Border subrank of higher order tensors and algebras

TL;DR

This paper determines the border subrank of various higher order algebraic tensors, extending prior work on asymptotic subrank for order-three tensors to exact border subrank and higher orders.

Contribution

It provides exact border subrank bounds for multiple algebraic tensor families and explores degeneration propagation and effectiveness of upper bound methods.

Findings

Border subrank bounds for k-fold matrix multiplication tensors.

Border subrank of tensors of truncated polynomial, null, and apolar algebras.
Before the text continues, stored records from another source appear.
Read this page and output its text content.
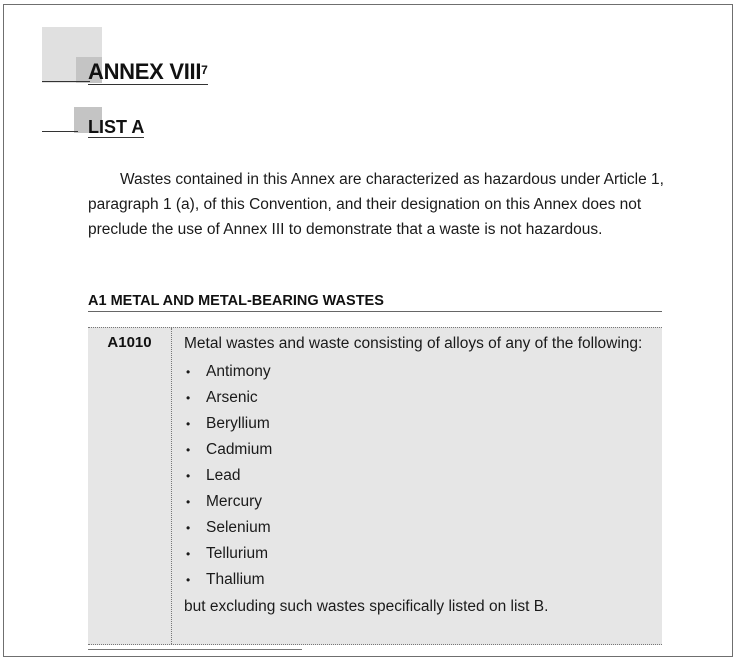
ANNEX VIII$^7$
LIST A

Wastes contained in this Annex are characterized as hazardous under Article 1, paragraph 1 (a), of this Convention, and their designation on this Annex does not preclude the use of Annex III to demonstrate that a waste is not hazardous.

A1 METAL AND METAL-BEARING WASTES
A1010	Metal wastes and waste consisting of alloys of any of the following:

•	Antimony
•	Arsenic
•	Beryllium
•	Cadmium
•	Lead
•	Mercury
•	Selenium
•	Tellurium
•	Thallium

but excluding such wastes specifically listed on list B.
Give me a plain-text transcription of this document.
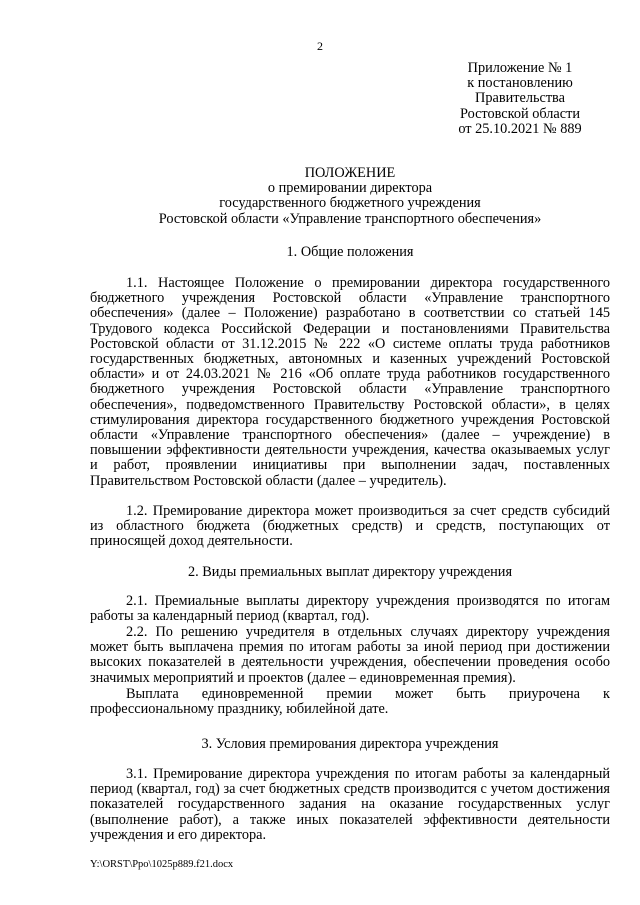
2
Приложение № 1
к постановлению
Правительства
Ростовской области
от 25.10.2021 № 889
ПОЛОЖЕНИЕ
о премировании директора
государственного бюджетного учреждения
Ростовской области «Управление транспортного обеспечения»
1. Общие положения

1.1. Настоящее Положение о премировании директора государственного бюджетного учреждения Ростовской области «Управление транспортного обеспечения» (далее – Положение) разработано в соответствии со статьей 145 Трудового кодекса Российской Федерации и постановлениями Правительства Ростовской области от 31.12.2015 № 222 «О системе оплаты труда работников государственных бюджетных, автономных и казенных учреждений Ростовской области» и от 24.03.2021 № 216 «Об оплате труда работников государственного бюджетного учреждения Ростовской области «Управление транспортного обеспечения», подведомственного Правительству Ростовской области», в целях стимулирования директора государственного бюджетного учреждения Ростовской области «Управление транспортного обеспечения» (далее – учреждение) в повышении эффективности деятельности учреждения, качества оказываемых услуг и работ, проявлении инициативы при выполнении задач, поставленных Правительством Ростовской области (далее – учредитель).

1.2. Премирование директора может производиться за счет средств субсидий из областного бюджета (бюджетных средств) и средств, поступающих от приносящей доход деятельности.

2. Виды премиальных выплат директору учреждения

2.1. Премиальные выплаты директору учреждения производятся по итогам работы за календарный период (квартал, год).

2.2. По решению учредителя в отдельных случаях директору учреждения может быть выплачена премия по итогам работы за иной период при достижении высоких показателей в деятельности учреждения, обеспечении проведения особо значимых мероприятий и проектов (далее – единовременная премия).

Выплата единовременной премии может быть приурочена к профессиональному празднику, юбилейной дате.

3. Условия премирования директора учреждения

3.1. Премирование директора учреждения по итогам работы за календарный период (квартал, год) за счет бюджетных средств производится с учетом достижения показателей государственного задания на оказание государственных услуг (выполнение работ), а также иных показателей эффективности деятельности учреждения и его директора.

Y:\ORST\Ppo\1025p889.f21.docx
Propagation of algebra tensor degeneration from higher to lower order.

Abstract

We determine the border subrank of higher order structure tensors of several families of algebras, and in particular obtain the following results. (1) We determine tight bounds on the border subrank of $k$-fold matrix multiplication and $k$-fold upper triangular matrix multiplication for all $k$. (2) We determine the border subrank of the higher order structure tensors of truncated polynomial algebras, null algebras, and apolar algebras of a quadric. (3) We determine the border subrank of the higher order structure tensors of the Lie algebra $\mathfrak{sl}_2$ for all orders. (4) We prove that degeneration of structure tensors of algebras propagates from higher to lower order. Along the way, we investigate which upper bound methods (geometric rank, $G$-stable rank, socle degree) are effective in which settings, and how they relate. Our work extends the results of Strassen (J.~Reine Angew.~Math., 1987, 1991), who determined the asymptotic subrank of these algebras for tensors of order three, in two directions: we determine the border subrank itself rather than its asymptotic version, and we consider higher order structure tensors.